Orçamento "recauchutado". PSD diz que proposta está "datada de 2021"

O deputado social-democrata, Paulo Mota Pinto, diz que o Governo "não aproveitou a circunstância atípica" de um Orçamento a meio do ano, sem adaptar as exigências a um país "abalado por uma guerra em solo europeu".

Paulo Mota Pinto, do PSD, sublinhou que o Orçamento está "datado de 2021 e "recauchutado", ou seja, "um Orçamento condicionado". O líder parlamentar do PSD lembrou as negociações "aos bocados" com a esquerda em novembro de 2021.

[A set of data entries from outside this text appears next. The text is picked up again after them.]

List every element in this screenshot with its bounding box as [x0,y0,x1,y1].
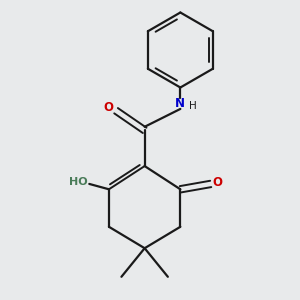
Text: O: O [213,176,223,189]
Text: N: N [176,97,185,110]
Text: HO: HO [69,177,88,187]
Text: H: H [189,101,197,111]
Text: O: O [103,101,113,114]
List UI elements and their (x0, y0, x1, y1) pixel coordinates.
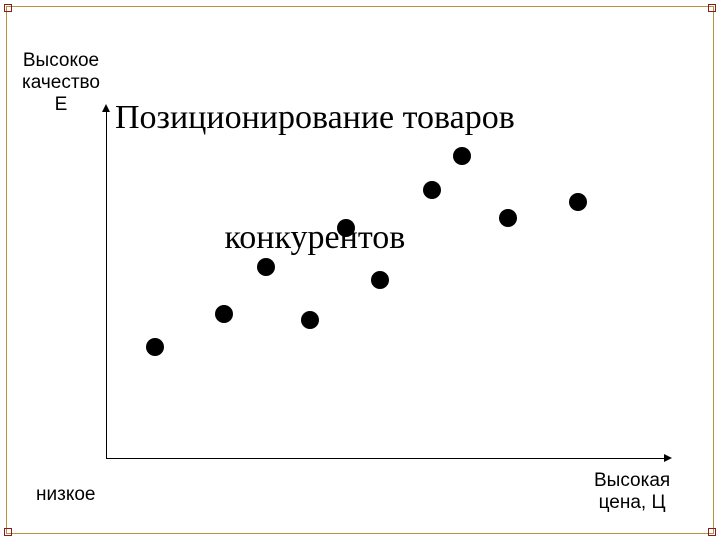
data-point (146, 338, 164, 356)
data-point (215, 305, 233, 323)
scatter-plot (0, 0, 720, 540)
data-point (371, 271, 389, 289)
data-point (301, 311, 319, 329)
data-point (257, 258, 275, 276)
data-point (569, 193, 587, 211)
data-point (337, 219, 355, 237)
data-point (453, 147, 471, 165)
data-point (423, 181, 441, 199)
data-point (499, 209, 517, 227)
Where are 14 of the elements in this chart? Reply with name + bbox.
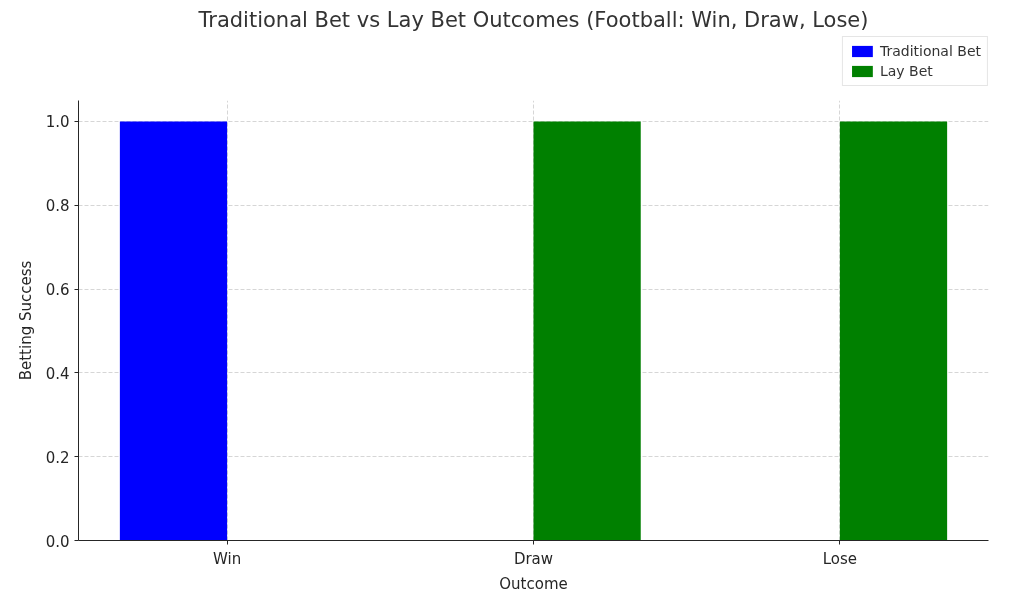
y-tick-label: 0.0 [45,532,70,551]
y-axis-title: Betting Success [16,260,35,381]
y-tick-label: 0.2 [45,448,70,467]
x-tick-label: Draw [513,549,554,568]
y-tick-label: 0.8 [45,197,70,216]
y-tick-label: 0.4 [45,364,70,383]
y-tick-label: 0.6 [45,281,70,300]
y-tick-label: 1.0 [45,113,70,132]
chart-title: Traditional Bet vs Lay Bet Outcomes (Football: Win, Draw, Lose) [197,7,869,32]
legend-label: Traditional Bet [879,43,981,59]
x-axis-title: Outcome [499,574,568,593]
legend-label: Lay Bet [879,63,933,79]
x-tick-label: Lose [822,549,858,568]
x-tick-label: Win [213,549,242,568]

"Se já nessa altura o PSD considerou que a proposta de Orçamento apresentada não respondia às necessidades e às urgências do País, por maioria de razão isso vale para um Orçamento que ignora de modo ostensivo que, de lá para cá, o mundo mudou, o País mudou, e que as necessidades, preocupações e anseios dos Portugueses são também agora outros", acrescentou.

Mota Pinto diz mesmo que o Governo "não aproveitou a circunstância atípica" de um Orçamento a meio do ano, sem adaptar as exigências a um país "abalado por uma guerra em solo europeu".

"O Governo olhou para uma mão e viu a proposta de Orçamento que tinha sido rejeitada; olhou para a outra mão, e viu a maioria absoluta entretanto conquistada pelo Partido Socialista; e daí a concluir que não valia a pena esforçar-se", diz.

Mota Pinto lembra que "as circunstâncias mudaram" apesar de o Governo sublinhar que a proposta orçamental é a que foi a sufrágio pelos portugueses em janeiro.

"Bastaram 3 meses para que o Governo e o Partido Socialista dessem o dito pelo não dito. Todos se lembram que, na campanha eleitoral, o Partido Socialista prometeu aumentar os rendimentos dos portugueses, não apenas o salário mínimo, mas também o salário médio, designadamente por via do aumento dos salários dos funcionários públicos. Hoje, já todos percebem o embuste", atira.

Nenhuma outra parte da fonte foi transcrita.